In Thailand, the kratom plant was classified as illegal in 1943. However, it was not until 2004 that the laws became widely enforced in practice, due partly to the practice of mixing kratom with beverages containing caffeine and codeine-based medications that emerged in 2003 but also to the war on drugs launched by then-Prime Minister Thaksin. By 2019, the government reported that kratom cases constituted one sixth (47,809 of 304,784) of all drug-related court cases during the January to October 2019 period.

In August 2021, after almost two decades of advocacy for ending the criminalisation of kratom to allow its use for medical, research, personal and traditional purposes, legal reforms in Thailand to decriminalise the use and cultivation of the kratom plant came into effect. Over 12,000 people convicted for kratom-related offences were granted an amnesty. Elsewhere in Asia, including in Malaysia, Myanmar and Singapore, the use, possession and supply of kratom remains punishable; the UNODC reported in 2011 that 14,556 people (accounting for 8% of all drug-related arrests) were arrested for kratom in the region in 2010.

It is crucial to acknowledge that there are harms and benefits associated with drug policy.
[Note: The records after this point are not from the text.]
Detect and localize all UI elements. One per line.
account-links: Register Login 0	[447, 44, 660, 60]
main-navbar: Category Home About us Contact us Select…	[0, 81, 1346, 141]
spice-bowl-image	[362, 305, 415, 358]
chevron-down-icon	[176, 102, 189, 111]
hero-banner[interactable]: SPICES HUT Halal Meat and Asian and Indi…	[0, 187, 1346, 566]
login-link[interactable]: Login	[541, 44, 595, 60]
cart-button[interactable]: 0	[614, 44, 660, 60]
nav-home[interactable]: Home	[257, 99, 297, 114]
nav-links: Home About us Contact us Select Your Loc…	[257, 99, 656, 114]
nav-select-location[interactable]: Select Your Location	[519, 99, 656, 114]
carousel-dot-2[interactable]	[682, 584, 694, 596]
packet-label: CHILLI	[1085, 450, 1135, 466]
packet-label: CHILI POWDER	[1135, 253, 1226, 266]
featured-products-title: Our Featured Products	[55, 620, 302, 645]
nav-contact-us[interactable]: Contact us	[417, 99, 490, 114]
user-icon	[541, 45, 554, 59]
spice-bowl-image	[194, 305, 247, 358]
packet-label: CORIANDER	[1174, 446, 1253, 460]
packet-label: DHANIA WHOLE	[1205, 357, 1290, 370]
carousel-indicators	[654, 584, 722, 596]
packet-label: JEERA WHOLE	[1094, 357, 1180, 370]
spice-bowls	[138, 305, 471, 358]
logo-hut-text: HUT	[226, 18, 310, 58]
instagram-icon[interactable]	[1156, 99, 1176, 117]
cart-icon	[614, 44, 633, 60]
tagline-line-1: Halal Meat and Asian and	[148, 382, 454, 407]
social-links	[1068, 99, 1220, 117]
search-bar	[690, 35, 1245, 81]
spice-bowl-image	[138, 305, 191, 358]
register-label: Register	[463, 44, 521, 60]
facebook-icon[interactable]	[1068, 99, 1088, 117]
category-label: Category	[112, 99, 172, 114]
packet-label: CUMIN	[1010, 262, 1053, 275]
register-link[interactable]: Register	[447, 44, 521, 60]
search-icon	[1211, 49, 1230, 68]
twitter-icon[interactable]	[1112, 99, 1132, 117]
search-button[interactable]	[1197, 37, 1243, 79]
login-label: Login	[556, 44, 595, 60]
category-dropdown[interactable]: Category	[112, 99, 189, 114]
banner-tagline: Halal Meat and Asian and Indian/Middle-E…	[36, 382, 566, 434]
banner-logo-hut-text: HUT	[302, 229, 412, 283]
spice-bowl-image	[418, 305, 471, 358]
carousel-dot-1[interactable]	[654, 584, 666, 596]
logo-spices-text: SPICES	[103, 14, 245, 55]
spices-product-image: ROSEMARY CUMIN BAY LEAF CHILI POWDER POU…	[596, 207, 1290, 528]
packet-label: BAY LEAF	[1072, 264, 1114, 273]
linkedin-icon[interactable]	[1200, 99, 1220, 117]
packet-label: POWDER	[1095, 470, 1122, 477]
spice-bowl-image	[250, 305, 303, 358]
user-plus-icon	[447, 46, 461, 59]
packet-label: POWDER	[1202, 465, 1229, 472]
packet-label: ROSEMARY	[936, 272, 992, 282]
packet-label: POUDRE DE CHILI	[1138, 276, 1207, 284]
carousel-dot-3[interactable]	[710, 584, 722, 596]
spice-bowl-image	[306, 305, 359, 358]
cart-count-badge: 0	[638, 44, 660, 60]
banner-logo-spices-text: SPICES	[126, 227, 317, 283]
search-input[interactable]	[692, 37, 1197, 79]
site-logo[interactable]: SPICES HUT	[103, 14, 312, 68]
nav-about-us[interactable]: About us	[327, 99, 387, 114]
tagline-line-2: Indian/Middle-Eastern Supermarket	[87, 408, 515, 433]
How a substance or plant is scheduled can have profound outcomes for consumers. A punitive legal framework that criminalises kratom use has caused enormous harm. We call on the ECDD to consider the profound impacts of legal and policy choices that may be triggered by international scheduling and to take the lessons from past national controls duly into account before taking any further steps towards bringing kratom under international control.